ビジネス

2019.12.07

手荷物料金で稼ぐ航空会社 「行き過ぎ」との判決も

Getty Images


欧州のLCCは、荷物の要件に非常に厳格であることで知られている。イージージェットやライアンエアーは搭乗口でほぼ全ての乗客の荷物を確認し、その場で追加料金を徴収する。

ライアンエアーは今年、英国で操業する大手企業100社の顧客サービスについて聞いた英消費者協会(CA)のアンケート調査で最下位となり、「貪欲で傲慢(ごうまん)」と評価された。ライアンエアーでは受託手荷物だけでなく、身の回り品以外の機内持ち込み手荷物全てに料金を請求している。

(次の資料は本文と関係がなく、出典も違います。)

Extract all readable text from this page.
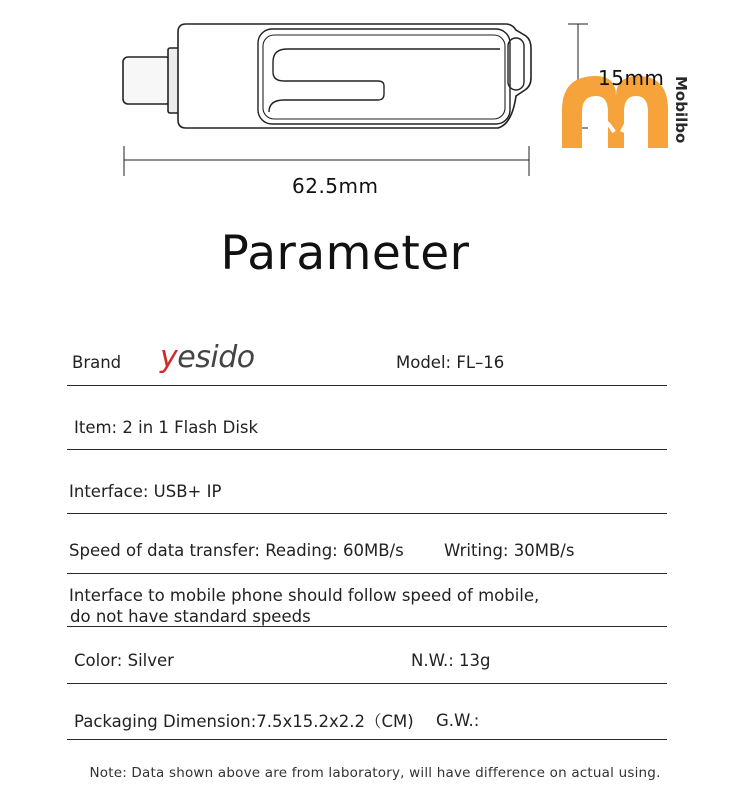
62.5mm
15mm Mobilbo
Parameter
Brand yesido	Model: FL–16
Item: 2 in 1 Flash Disk
Interface: USB+ IP
Speed of data transfer: Reading: 60MB/s Writing: 30MB/s
Interface to mobile phone should follow speed of mobile,
do not have standard speeds
Color: Silver	N.W.: 13g
Packaging Dimension:7.5x15.2x2.2（CM) G.W.:
Note: Data shown above are from laboratory, will have difference on actual using.
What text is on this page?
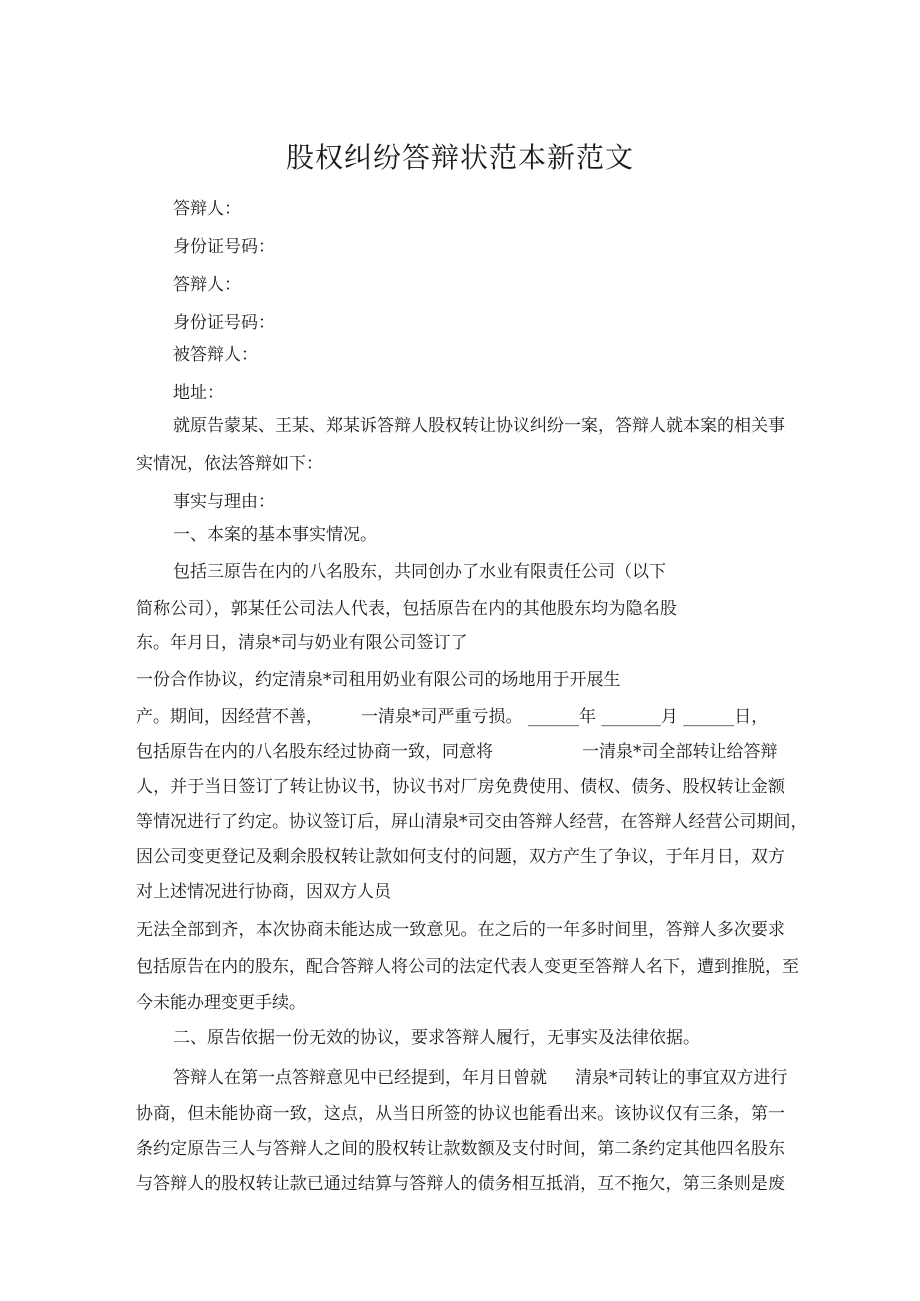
股权纠纷答辩状范本新范文
答辩人：
身份证号码：
答辩人：
身份证号码：
被答辩人：
地址：
就原告蒙某、王某、郑某诉答辩人股权转让协议纠纷一案，答辩人就本案的相关事
实情况，依法答辩如下：
事实与理由：
一、本案的基本事实情况。
包括三原告在内的八名股东，共同创办了水业有限责任公司（以下
简称公司），郭某任公司法人代表，包括原告在内的其他股东均为隐名股
东。年月日，清泉*司与奶业有限公司签订了
一份合作协议，约定清泉*司租用奶业有限公司的场地用于开展生
产。期间，因经营不善， 一清泉*司严重亏损。 ______年 _______月 ______日，
包括原告在内的八名股东经过协商一致，同意将	一清泉*司全部转让给答辩
人，并于当日签订了转让协议书，协议书对厂房免费使用、债权、债务、股权转让金额
等情况进行了约定。协议签订后，屏山清泉*司交由答辩人经营，在答辩人经营公司期间，
因公司变更登记及剩余股权转让款如何支付的问题，双方产生了争议，于年月日，双方
对上述情况进行协商，因双方人员
无法全部到齐，本次协商未能达成一致意见。在之后的一年多时间里，答辩人多次要求
包括原告在内的股东，配合答辩人将公司的法定代表人变更至答辩人名下，遭到推脱，至
今未能办理变更手续。
二、原告依据一份无效的协议，要求答辩人履行，无事实及法律依据。
答辩人在第一点答辩意见中已经提到，年月日曾就 清泉*司转让的事宜双方进行
协商，但未能协商一致，这点，从当日所签的协议也能看出来。该协议仅有三条，第一
条约定原告三人与答辩人之间的股权转让款数额及支付时间，第二条约定其他四名股东
与答辩人的股权转让款已通过结算与答辩人的债务相互抵消，互不拖欠，第三条则是废
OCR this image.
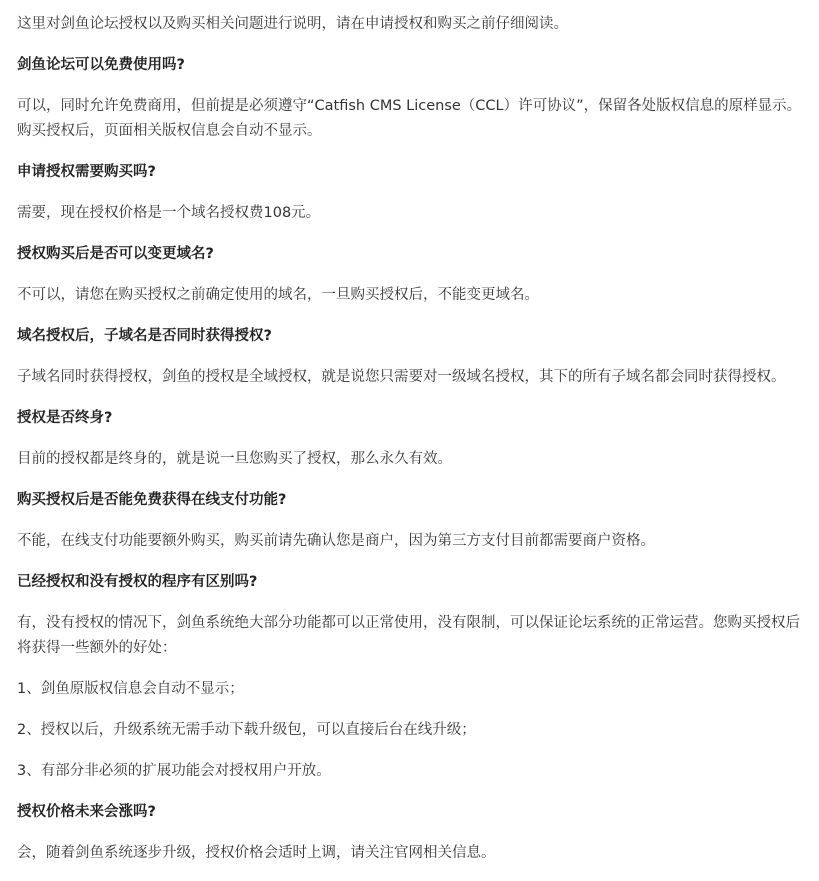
这里对剑鱼论坛授权以及购买相关问题进行说明，请在申请授权和购买之前仔细阅读。

剑鱼论坛可以免费使用吗?

可以，同时允许免费商用，但前提是必须遵守“Catfish CMS License（CCL）许可协议”，保留各处版权信息的原样显示。购买授权后，页面相关版权信息会自动不显示。

申请授权需要购买吗?

需要，现在授权价格是一个域名授权费108元。

授权购买后是否可以变更域名?

不可以，请您在购买授权之前确定使用的域名，一旦购买授权后，不能变更域名。

域名授权后，子域名是否同时获得授权?

子域名同时获得授权，剑鱼的授权是全域授权，就是说您只需要对一级域名授权，其下的所有子域名都会同时获得授权。

授权是否终身?

目前的授权都是终身的，就是说一旦您购买了授权，那么永久有效。

购买授权后是否能免费获得在线支付功能?

不能，在线支付功能要额外购买，购买前请先确认您是商户，因为第三方支付目前都需要商户资格。

已经授权和没有授权的程序有区别吗?

有，没有授权的情况下，剑鱼系统绝大部分功能都可以正常使用，没有限制，可以保证论坛系统的正常运营。您购买授权后将获得一些额外的好处：

1、剑鱼原版权信息会自动不显示；

2、授权以后，升级系统无需手动下载升级包，可以直接后台在线升级；

3、有部分非必须的扩展功能会对授权用户开放。

授权价格未来会涨吗?

会，随着剑鱼系统逐步升级，授权价格会适时上调，请关注官网相关信息。
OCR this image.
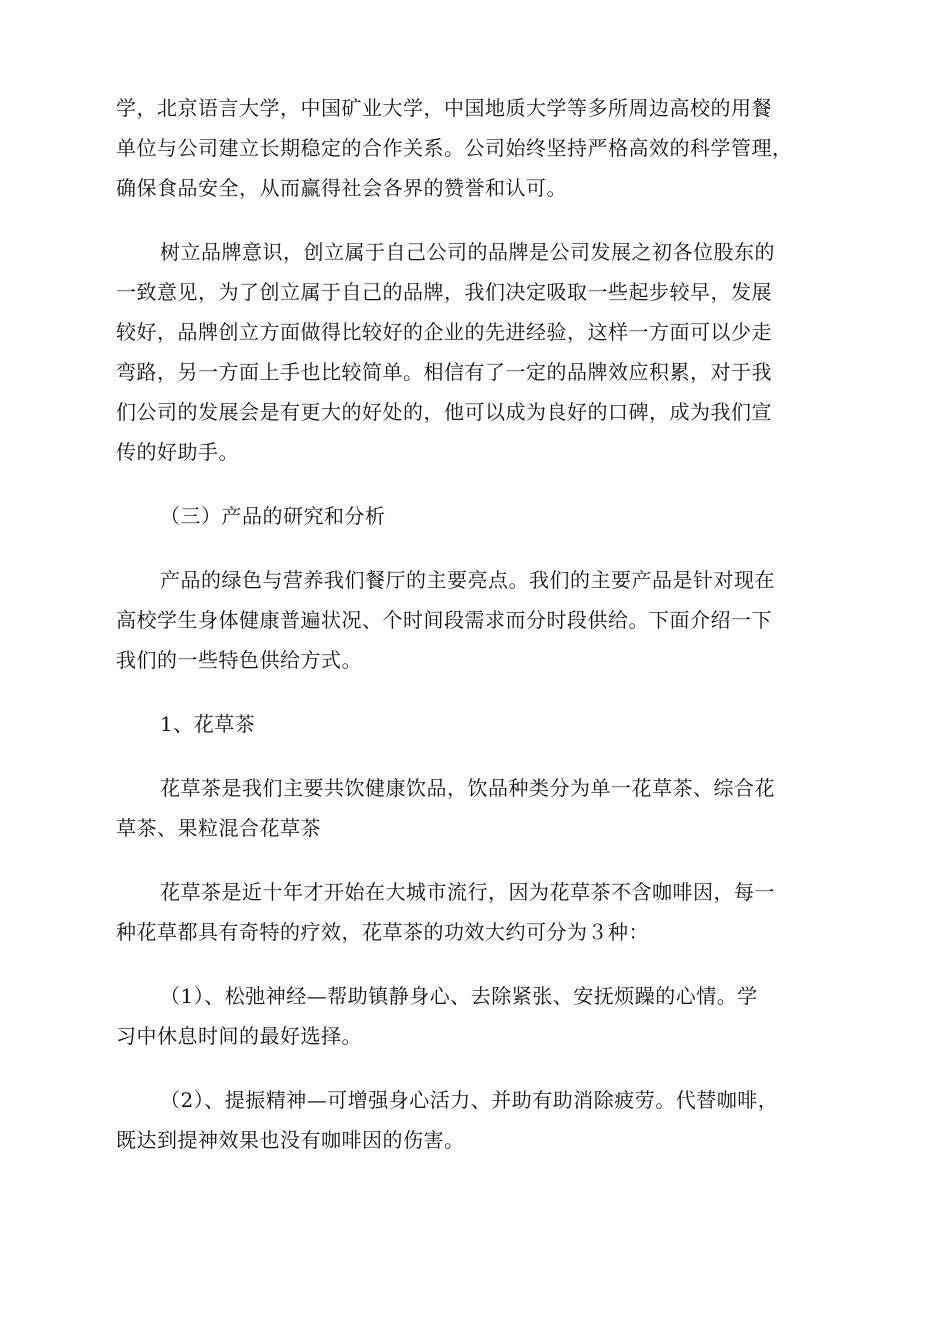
学，北京语言大学，中国矿业大学，中国地质大学等多所周边高校的用餐
单位与公司建立长期稳定的合作关系。公司始终坚持严格高效的科学管理，
确保食品安全，从而赢得社会各界的赞誉和认可。

树立品牌意识，创立属于自己公司的品牌是公司发展之初各位股东的
一致意见，为了创立属于自己的品牌，我们决定吸取一些起步较早，发展
较好，品牌创立方面做得比较好的企业的先进经验，这样一方面可以少走
弯路，另一方面上手也比较简单。相信有了一定的品牌效应积累，对于我
们公司的发展会是有更大的好处的，他可以成为良好的口碑，成为我们宣
传的好助手。

（三）产品的研究和分析

产品的绿色与营养我们餐厅的主要亮点。我们的主要产品是针对现在
高校学生身体健康普遍状况、个时间段需求而分时段供给。下面介绍一下
我们的一些特色供给方式。

1、花草茶

花草茶是我们主要共饮健康饮品，饮品种类分为单一花草茶、综合花
草茶、果粒混合花草茶

花草茶是近十年才开始在大城市流行，因为花草茶不含咖啡因，每一
种花草都具有奇特的疗效，花草茶的功效大约可分为３种：

（1）、松弛神经—帮助镇静身心、去除紧张、安抚烦躁的心情。学
习中休息时间的最好选择。

（2）、提振精神—可增强身心活力、并助有助消除疲劳。代替咖啡，
既达到提神效果也没有咖啡因的伤害。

スペインの裁判所は先日、ライアンエアーの手荷物規定は行き過ぎだとの判決を下した。商事裁判所はその後、同社に対し、10キロの手荷物を持ち込んで20ユーロ(約2200円)を徴収された乗客への払い戻しを命じた。

ただライアンエアーは、自社の規定は変更しないと表明している。同社では、乗客が無料で持ち込めるのは座席の下に収納できる荷物のみとし、それ以外には追加料金を設定している。

乗客にとっては残念なことに、これからも手荷物料金はなくならず、今後も基本運賃以外にかかる料金のうちの大きな割合を占めることになるだろう。

手荷物料金は現在、米国の航空会社の総売上高の3%を占めている。航空会社の収入の中で副次的な売り上げが占める比率が大きくなる中、こうした追加料金は今後さらに引き上げられ、規定も厳格化するとみられる。LCCは、手荷物料金から生じる売り上げが他の航空会社と比べてはるかに高く、スピリット航空とフロンティア航空はどちらも手荷物料金が売り上げの19%を占めている。

手荷物料金がなくなる見込みはなく、その金額が年々引き上げられているようにもみられることを考えると、追加料金を払う事態を避けるためには、空港到着前に利用する航空会社の規則と制限事項を確認しておくのが良いだろう。